His statue of the Queen and Prince Phillip sitting on a bench naked, gazing at Lake Burley Griffin, provoked some citizens to take up sledgehammers.
Monarchists were outraged by Down by the Lake with Liz and Phil. One draped his coat around Her unmajestic Majesty. Another loyalist hammered her becrowned head off. An apoplectic royalist chased a city arts worthy with a spray can of glue.
It is perhaps fortunate that Tasmania, rather than the ACT, acquired Mr Taylor's 77 porcelain sculptures of vaginas. Canberra might not have enough defibrillators - or sledgehammers - to cope.
His suggestion of a glass ceiling fountain comes amidst a debate about whether there is enough public art in the capital city.

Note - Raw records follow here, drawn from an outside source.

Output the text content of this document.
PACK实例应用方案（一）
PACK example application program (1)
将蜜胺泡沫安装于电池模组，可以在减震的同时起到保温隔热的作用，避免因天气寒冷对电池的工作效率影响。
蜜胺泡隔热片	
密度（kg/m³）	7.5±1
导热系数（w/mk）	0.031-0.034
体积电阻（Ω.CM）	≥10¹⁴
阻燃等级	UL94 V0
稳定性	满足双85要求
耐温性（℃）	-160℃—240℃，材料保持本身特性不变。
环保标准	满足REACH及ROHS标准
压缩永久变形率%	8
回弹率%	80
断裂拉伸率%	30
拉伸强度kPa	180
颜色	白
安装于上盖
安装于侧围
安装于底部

In recent years, new commissions have dwindled to a dribble compared with nearly a decade ago, when new works were appearing every few months.
The ACT chief minister at the time, Jon Stanhope, has called for more ambition from his successors now in government. When he was there he saw high-quality public art as a means to transform Canberra into a great world city.
"Canberra is a fantastic city. Those of us who live here love it," he said.
"But if we want to be a truly great, recognised world city, we can't achieve that without public art and an expression of our commitment to the arts. We have to embrace the arts and public art."
It is, perhaps, fortunate that Tasmania rather than the ACT acquired Mr Taylor's 77 porcelain sculptures of vaginas. The city might not have enough defibrillators - or sledgehammers.
When Mr Stanhope was chief minister, he commissioned countless works. His Percentage for Art Scheme committed 1 per cent of the capital works program for public art.
The result was that, in 2008 and 2009, seven new works were installed by the government each year. In 2010, it was five; in 2011, ten; in 2012, it was seven. Since then there have been barely any, two giant steel kangaroos being an exception.
The current arts minister, Gordon Ramsay, rejects the idea that the government has turned philistine. "There's a lot more pieces of public art across Canberra than people realise," he said.
Art isn't just stone and metal, he said. There's public art at every station on the new light-rail line. And the seats on trams were designed by an artist.
It's all a matter of taste. "I've stood in front of the Mona Lisa in Paris and the people next to me were saying how it wasn't much of a painting," he said.
His opposite number in the Assembly, Liberal arts spokeswoman Vicki Dunne, is also reserved about big spending on public art. She likes some pieces in Canberra - particularly those that are privately funded.
But Jon Stanhope wants ambition back. His big idea is for the ACT government to commission the British sculptor Antony Gormley to construct an "Angel of the South".
Gormley's Angel of the North in Britain is 20 metres high, with a 54-metre wingspan. Mr Stanhope feels such a monument would look great on the hills above the arboretum, in full view of Canberra.
Some sculptors are more provocative than others. Peter Corlett and Greg Taylor (who made the Phil and Liz sculpture) are friends - "Peter is my mentor" - but their attitudes are different.
Mr Taylor's sculptures confront - he did one of John Howard standing to attention holding a rifle, but lost in a full Anzac uniform which was far too big for him. The insulting title was If the boots don't fit.
Mr Corlett, in contrast, has created affectionate sculptures (John Curtin and Ben Chifley walking and talking in Barton, and Robert Menzies smiling gently on Lake Burley Griffin).
I've stood in front of the Mona Lisa in Paris and the people next to me were saying how it wasn't much of a painting.
- Arts Minister Gordon Ramsay
The sculptor said his creations were "democratic" but "not in the sense that everybody gets a say beforehand".
Sometimes, though, outrage is unavoidable.
When Bruce Armstrong was installing his owl sculpture in Belconnen, he said people shouted from cars that the money would be better spent on schools. He felt they blamed him personally.
"That was depressing," he said.
A row over whether the owl looked like a penis didn't help. He says now: "I am not ashamed of the work. I'm not unhappy about any of it."